Before there was data, this was the decision-making device to use.
Many of you will know this. This toy here is called the Magic 8 Ball, and it's really amazing, because if you have a decision to make, a yes or no question, all you have to do is you shake the ball, and then you get an answer — "Most Likely" — right here in this window in real time. I'll have it out later for tech demos.

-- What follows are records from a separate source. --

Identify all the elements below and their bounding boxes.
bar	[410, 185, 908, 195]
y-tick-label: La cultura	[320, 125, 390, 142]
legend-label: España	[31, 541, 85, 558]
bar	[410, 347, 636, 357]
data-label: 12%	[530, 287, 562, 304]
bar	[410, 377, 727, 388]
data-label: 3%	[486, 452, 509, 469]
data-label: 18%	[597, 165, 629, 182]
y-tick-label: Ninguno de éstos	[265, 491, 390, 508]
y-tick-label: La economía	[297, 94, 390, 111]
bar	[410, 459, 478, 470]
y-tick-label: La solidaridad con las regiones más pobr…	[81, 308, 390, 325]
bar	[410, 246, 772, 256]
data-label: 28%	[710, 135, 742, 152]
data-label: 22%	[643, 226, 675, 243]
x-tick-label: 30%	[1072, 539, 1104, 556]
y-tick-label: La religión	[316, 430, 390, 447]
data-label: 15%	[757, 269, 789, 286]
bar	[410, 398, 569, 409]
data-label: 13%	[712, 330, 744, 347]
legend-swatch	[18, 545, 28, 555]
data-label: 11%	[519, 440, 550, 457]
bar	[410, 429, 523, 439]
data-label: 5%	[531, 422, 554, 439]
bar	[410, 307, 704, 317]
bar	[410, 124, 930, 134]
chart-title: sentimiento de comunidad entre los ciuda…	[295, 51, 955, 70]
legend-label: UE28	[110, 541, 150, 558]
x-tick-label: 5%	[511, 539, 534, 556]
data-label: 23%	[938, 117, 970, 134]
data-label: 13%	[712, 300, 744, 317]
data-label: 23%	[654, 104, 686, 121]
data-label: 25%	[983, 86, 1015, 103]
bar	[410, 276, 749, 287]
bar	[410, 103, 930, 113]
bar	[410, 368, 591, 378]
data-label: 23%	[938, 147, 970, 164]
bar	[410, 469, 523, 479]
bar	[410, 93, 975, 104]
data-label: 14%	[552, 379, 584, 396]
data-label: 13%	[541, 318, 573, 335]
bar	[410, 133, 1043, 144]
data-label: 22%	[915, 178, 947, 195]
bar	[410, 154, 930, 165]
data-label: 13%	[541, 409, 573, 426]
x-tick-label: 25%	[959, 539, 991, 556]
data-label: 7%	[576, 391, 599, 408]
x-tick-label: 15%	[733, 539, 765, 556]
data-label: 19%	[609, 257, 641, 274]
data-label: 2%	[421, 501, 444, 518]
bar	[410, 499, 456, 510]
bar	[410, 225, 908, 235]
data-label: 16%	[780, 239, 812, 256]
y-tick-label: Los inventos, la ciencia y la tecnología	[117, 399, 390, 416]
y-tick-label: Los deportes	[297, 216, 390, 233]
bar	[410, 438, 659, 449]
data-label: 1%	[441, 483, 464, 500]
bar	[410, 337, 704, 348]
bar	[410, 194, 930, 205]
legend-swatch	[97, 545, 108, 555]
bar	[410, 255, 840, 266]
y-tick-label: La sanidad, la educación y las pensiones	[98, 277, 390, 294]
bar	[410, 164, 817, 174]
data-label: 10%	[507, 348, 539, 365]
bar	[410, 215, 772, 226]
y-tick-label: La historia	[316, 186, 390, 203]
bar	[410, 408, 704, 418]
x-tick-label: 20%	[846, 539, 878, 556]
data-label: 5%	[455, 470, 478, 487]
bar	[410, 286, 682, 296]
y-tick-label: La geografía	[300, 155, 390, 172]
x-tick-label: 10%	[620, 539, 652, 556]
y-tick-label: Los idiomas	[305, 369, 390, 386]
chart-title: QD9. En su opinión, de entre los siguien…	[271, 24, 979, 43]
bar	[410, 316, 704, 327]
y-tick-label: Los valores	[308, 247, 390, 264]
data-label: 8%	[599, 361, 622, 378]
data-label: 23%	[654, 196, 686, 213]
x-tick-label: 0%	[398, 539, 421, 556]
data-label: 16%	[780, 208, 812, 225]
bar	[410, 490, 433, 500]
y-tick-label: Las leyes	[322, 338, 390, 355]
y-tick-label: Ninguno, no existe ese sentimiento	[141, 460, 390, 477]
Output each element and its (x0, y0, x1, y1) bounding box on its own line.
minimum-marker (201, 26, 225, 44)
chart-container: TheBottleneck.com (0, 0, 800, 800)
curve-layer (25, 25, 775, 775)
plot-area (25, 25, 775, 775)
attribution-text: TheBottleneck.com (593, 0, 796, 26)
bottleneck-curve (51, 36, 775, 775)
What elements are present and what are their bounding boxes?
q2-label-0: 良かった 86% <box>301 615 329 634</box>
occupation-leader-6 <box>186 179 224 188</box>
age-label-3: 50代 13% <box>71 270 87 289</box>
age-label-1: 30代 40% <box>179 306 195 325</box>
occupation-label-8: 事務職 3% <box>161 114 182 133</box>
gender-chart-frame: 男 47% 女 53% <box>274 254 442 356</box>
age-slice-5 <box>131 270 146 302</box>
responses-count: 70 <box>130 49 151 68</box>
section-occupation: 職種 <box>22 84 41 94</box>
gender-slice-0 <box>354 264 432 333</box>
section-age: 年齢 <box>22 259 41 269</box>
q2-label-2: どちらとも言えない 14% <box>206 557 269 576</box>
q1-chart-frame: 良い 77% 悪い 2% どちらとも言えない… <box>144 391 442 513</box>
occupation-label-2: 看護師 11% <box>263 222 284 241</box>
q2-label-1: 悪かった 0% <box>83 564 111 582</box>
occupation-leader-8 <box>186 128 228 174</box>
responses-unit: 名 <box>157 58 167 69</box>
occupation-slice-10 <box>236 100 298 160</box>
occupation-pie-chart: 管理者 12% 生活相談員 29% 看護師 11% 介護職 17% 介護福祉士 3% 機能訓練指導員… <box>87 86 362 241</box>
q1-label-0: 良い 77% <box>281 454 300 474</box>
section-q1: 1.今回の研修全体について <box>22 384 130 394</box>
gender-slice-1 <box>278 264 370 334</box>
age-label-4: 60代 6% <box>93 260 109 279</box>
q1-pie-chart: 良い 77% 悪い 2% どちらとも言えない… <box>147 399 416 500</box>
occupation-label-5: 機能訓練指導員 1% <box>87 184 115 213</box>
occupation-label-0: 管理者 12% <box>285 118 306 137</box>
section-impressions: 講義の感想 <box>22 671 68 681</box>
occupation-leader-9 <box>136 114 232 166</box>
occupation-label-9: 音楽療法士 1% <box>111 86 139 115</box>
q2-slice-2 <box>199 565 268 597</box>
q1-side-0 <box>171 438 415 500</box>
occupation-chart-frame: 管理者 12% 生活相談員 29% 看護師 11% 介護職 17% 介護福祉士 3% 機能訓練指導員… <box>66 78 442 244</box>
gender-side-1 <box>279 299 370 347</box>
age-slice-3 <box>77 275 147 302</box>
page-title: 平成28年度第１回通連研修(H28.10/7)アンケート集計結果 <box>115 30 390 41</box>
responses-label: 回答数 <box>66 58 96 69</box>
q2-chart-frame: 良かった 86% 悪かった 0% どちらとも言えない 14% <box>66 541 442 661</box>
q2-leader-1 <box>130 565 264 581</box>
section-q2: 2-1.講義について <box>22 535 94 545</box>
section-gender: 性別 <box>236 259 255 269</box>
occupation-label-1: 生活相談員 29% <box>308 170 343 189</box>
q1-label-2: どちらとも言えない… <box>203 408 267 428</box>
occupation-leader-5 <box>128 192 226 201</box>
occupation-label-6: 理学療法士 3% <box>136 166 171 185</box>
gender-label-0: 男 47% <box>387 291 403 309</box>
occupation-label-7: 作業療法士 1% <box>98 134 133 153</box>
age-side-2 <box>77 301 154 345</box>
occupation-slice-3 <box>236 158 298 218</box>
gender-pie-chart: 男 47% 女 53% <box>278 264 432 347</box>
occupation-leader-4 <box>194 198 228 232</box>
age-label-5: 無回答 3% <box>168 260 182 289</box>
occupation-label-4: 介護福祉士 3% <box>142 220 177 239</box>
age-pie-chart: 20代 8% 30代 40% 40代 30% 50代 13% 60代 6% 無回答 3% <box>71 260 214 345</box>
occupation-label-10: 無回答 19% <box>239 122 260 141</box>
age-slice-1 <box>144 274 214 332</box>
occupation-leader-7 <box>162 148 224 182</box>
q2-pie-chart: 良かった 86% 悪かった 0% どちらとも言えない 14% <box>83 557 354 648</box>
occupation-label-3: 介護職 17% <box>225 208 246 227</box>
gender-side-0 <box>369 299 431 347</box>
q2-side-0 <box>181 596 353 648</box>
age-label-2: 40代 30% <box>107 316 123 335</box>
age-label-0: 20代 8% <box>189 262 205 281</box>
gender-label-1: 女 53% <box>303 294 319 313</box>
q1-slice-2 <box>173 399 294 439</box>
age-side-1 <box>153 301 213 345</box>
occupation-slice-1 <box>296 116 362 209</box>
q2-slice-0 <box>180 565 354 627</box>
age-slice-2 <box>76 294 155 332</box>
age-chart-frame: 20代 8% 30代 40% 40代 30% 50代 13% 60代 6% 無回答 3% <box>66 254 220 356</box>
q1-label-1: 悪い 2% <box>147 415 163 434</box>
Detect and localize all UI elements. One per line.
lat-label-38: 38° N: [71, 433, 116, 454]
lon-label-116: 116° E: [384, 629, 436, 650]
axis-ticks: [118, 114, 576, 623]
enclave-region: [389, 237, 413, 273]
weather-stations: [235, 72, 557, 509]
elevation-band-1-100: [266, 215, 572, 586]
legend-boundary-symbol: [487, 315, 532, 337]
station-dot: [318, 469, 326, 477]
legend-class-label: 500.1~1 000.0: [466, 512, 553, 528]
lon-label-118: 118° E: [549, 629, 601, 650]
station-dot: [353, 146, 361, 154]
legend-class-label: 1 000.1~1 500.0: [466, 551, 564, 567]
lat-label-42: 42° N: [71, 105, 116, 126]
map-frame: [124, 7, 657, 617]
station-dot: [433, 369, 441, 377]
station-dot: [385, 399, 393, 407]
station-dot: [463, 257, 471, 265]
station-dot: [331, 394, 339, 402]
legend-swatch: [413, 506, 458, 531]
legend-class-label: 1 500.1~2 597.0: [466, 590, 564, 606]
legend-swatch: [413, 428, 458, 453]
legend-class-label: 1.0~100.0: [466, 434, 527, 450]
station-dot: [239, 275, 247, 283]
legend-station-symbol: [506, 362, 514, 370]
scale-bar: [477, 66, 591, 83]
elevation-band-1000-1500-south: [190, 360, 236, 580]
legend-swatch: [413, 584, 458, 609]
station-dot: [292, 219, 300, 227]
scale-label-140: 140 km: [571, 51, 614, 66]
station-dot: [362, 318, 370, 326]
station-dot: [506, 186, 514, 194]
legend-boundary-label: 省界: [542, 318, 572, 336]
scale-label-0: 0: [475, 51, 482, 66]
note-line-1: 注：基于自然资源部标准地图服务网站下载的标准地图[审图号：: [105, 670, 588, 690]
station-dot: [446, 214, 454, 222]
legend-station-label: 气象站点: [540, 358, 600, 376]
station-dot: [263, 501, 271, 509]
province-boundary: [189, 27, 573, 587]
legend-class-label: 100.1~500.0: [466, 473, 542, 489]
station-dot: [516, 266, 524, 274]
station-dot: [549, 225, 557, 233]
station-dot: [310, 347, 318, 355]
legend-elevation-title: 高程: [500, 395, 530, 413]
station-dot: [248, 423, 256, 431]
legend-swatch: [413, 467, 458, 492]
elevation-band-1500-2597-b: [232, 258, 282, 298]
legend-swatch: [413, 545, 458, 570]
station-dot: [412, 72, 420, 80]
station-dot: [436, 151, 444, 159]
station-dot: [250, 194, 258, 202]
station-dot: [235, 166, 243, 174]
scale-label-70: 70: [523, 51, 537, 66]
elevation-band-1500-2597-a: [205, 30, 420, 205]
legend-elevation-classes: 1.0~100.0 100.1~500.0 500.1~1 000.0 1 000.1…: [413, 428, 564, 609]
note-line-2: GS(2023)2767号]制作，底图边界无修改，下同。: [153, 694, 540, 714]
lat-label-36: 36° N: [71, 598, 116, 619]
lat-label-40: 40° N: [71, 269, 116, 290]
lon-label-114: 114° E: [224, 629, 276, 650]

Now, the thing is, of course — so I've made some decisions in my life where, in hindsight, I should have just listened to the ball. But, you know, of course, if you have the data available, you want to replace this with something much more sophisticated, like data analysis to come to a better decision. But that does not change the basic setup. So the ball may get smarter and smarter and smarter, but I believe it's still on us to make the decisions if we want to achieve something extraordinary, on the right end of the curve. And I find that a very encouraging message, in fact, that even in the face of huge amounts of data, it still pays off to make decisions, to be an expert in what you're doing and take risks. Because in the end, it's not data, it's risks that will land you on the right end of the curve.